Puede que sea demasiado orgullosa para admitirlo. Después de
todo el daño que me has hecho no es algo que me puedas reprochar, porque te
debo a ti el miedo. La inseguridad. Las lágrimas. Te debo la sensación de que
mis sentimientos son mi mayor debilidad, mi talón de Aquiles, eso que debo
preservar y esconder bajo millones de kilómetros de hielo, enfundados en un
órgano que late por momentos, cuando encuentra un hueco entre tanto invierno.

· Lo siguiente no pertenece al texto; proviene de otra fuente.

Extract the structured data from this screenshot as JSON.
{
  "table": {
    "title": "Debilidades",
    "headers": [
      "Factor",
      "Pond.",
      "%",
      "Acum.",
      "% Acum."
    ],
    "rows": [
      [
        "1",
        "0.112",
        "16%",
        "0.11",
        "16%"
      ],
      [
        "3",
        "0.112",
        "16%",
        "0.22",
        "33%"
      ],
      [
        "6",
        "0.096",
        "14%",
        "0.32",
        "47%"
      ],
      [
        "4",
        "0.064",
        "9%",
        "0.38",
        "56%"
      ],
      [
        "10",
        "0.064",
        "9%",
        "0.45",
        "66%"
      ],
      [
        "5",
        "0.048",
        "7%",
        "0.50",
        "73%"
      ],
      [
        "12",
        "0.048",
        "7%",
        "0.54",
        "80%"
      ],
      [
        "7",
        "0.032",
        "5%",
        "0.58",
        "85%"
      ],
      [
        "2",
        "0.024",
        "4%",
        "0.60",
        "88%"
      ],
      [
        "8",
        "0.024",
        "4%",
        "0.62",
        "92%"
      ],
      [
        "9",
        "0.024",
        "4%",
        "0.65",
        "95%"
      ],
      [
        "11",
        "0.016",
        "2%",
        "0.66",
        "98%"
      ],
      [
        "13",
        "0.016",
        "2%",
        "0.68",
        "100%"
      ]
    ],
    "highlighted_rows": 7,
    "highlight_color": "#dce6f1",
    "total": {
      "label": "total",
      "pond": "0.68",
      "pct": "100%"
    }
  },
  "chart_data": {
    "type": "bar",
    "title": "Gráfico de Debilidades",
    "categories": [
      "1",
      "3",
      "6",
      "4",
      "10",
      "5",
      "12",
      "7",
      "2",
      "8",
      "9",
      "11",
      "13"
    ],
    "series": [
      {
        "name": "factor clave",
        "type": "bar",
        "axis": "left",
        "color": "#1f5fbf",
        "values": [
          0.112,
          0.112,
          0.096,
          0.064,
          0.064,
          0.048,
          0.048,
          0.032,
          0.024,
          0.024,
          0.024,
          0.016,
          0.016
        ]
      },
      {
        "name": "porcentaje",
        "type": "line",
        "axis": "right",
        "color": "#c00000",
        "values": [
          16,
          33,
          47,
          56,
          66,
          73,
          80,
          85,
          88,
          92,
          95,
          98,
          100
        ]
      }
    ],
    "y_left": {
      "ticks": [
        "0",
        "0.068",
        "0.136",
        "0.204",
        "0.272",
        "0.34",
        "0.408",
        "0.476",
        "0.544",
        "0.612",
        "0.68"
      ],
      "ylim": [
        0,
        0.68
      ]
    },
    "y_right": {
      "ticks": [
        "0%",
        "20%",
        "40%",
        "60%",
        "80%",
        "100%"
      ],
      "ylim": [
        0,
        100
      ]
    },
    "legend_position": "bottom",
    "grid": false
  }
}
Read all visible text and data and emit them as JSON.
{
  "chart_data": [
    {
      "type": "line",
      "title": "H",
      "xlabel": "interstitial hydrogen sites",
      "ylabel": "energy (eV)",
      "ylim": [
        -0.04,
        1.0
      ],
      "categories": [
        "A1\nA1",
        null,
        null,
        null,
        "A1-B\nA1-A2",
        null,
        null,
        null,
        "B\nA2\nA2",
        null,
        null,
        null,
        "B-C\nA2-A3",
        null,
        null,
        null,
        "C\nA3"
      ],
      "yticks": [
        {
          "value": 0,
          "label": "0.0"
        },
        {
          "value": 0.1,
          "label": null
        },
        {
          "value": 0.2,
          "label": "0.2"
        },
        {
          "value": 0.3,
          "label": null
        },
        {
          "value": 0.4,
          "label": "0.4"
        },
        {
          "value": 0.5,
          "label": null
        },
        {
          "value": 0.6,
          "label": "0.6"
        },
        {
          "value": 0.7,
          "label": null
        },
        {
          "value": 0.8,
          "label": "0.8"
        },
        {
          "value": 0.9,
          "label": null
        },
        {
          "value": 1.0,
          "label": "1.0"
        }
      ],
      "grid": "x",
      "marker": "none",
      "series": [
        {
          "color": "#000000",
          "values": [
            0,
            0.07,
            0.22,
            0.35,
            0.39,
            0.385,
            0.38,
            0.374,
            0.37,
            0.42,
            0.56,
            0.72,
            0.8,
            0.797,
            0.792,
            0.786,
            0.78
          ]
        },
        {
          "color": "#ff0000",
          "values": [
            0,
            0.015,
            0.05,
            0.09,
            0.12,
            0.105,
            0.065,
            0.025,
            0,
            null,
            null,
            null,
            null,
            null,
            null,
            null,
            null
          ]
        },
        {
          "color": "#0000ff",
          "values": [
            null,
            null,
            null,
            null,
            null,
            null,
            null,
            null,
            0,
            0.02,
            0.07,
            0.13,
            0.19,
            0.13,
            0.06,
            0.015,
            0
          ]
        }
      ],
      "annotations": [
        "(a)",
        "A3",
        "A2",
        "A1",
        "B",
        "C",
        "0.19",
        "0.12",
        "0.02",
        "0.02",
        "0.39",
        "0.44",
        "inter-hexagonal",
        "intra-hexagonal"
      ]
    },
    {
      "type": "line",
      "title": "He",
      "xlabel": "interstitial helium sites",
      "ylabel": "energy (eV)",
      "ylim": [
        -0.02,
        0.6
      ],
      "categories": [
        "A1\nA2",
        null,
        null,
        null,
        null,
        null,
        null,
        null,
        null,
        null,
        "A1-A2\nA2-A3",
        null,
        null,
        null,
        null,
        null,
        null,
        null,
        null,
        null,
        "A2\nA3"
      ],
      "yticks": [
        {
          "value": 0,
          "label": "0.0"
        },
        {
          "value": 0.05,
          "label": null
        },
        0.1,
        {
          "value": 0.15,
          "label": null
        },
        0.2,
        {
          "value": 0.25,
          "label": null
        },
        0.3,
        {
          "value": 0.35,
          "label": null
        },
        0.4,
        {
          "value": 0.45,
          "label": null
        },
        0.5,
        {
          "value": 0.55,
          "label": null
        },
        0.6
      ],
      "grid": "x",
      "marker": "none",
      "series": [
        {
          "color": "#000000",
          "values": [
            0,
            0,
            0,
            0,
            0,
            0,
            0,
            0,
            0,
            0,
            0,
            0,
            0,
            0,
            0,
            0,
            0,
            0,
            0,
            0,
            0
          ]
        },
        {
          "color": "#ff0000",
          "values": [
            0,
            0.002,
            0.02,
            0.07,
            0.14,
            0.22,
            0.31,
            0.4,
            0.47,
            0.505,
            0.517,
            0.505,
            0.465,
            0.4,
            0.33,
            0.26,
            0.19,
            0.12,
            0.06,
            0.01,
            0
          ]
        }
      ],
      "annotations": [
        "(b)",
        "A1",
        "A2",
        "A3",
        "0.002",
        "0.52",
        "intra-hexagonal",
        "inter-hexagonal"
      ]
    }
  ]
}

Te faltan recuerdos por llevarte, no los quiero. Son
mentiras, como todo lo que fuiste tú. Te enviaré los besos, los abrazos y cada
instante en el que nos quemábamos con las manos. Los cumpleaños, los te quieros
y el dibujo. Romperé, convertiré en trizas todo lo que me haga temblarte. Te
borraré. O pintaré encima del desastre que dejaste. No esperes, no mires atrás,
no se te ocurra volver a buscarme, ni a nombrarme como si yo fuera algo que
alguna vez te has ganado tener. ¡Cobarde!
Odiaré inmensamente
cada canción que me hable de ti, o a cualquiera que vuelva a llamarme enana. Y
las noches en vela. Tú, con ella. Yo, contigo siempre estuve en segunda
persona.
Te debo este vacío. Insomnios aferrados a mi almohada.
Ojeras, cansancio, pesadillas. Me debes
entre otras tantas cosas, el olvido.